The cr.yp.to microblog: 2022.08.07 06:06:11

2022.08.07 06:06:11 (1556129553466081285) from Daniel J. Bernstein, replying to "Peter Todd (@peterktodd)" (1556125621469827073):

Keeping the ECC layer is critical for trustworthy protection today. But the objective of rolling out post-quantum crypto is to _also_ protect user data against future quantum computers. The ECC layer will then be broken by Shor's algorithm, and we need to get the pq layer right.

Context

2022.08.07 05:29:31 (1556120326005592064) from Daniel J. Bernstein:

It's great to see the progress on rolling out post-quantum crypto, assuming big quantum computers are coming. The _risks_ of Kyber problems (patents, attacks) aren't a reason to incur the _definite failure_ of doing nothing. But the bleeding-edge Kyber-512 option is a bad idea. https://twitter.com/grittygrease/status/1555201358357270528

2022.08.07 05:34:37 (1556121607118000129) from Daniel J. Bernstein:

If there's a Kyber-512 attack that scales as well as the recent SIKE attack, then, sure, Kyber-1024 is dead too. But if there's an attack that scales like core RSA attacks (NFS for integer factorization), then moving from Kyber-512 and Kyber-768 to Kyber-1024 could save the day.
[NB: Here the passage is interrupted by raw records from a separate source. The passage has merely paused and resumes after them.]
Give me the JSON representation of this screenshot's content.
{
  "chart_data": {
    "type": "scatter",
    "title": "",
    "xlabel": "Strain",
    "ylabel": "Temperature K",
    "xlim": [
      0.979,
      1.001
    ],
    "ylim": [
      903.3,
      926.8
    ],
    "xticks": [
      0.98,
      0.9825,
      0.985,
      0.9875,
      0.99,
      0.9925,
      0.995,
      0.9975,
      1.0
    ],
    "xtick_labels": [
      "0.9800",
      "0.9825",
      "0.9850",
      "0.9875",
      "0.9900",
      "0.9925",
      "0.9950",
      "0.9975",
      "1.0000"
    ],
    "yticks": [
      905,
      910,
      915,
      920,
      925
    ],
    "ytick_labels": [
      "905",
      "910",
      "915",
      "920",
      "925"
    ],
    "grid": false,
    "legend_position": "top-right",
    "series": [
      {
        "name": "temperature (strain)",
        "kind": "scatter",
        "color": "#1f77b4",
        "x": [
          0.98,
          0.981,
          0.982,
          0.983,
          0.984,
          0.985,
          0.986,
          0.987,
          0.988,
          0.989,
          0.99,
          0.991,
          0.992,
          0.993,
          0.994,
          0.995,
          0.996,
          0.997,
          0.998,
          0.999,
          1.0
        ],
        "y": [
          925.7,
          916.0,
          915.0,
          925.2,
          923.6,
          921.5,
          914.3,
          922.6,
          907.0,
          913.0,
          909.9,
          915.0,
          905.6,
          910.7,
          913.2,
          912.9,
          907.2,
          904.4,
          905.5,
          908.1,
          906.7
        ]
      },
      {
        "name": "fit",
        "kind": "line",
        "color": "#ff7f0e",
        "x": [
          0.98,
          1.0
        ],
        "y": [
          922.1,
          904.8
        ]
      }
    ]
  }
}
2022.08.07 05:46:57 (1556124713960689667) from Daniel J. Bernstein:

Some people say "We'll move to larger key sizes if an attack is published"; does this mean we don't care about tons of user data we're feeding into attacker databases _before_ the attack is published? Once we've sent a ciphertext, we can't retroactively add stronger protections.

2022.08.07 05:50:34 (1556125621469827073) from "Peter Todd (@peterktodd)":

“We are not using Kyber on its own though, but are using hybrids. That means we are doing both an X25519 and Kyber key agreement such that the connection is still classically secure if either is broken.” Seems that in this case, you're still protected if the test fails.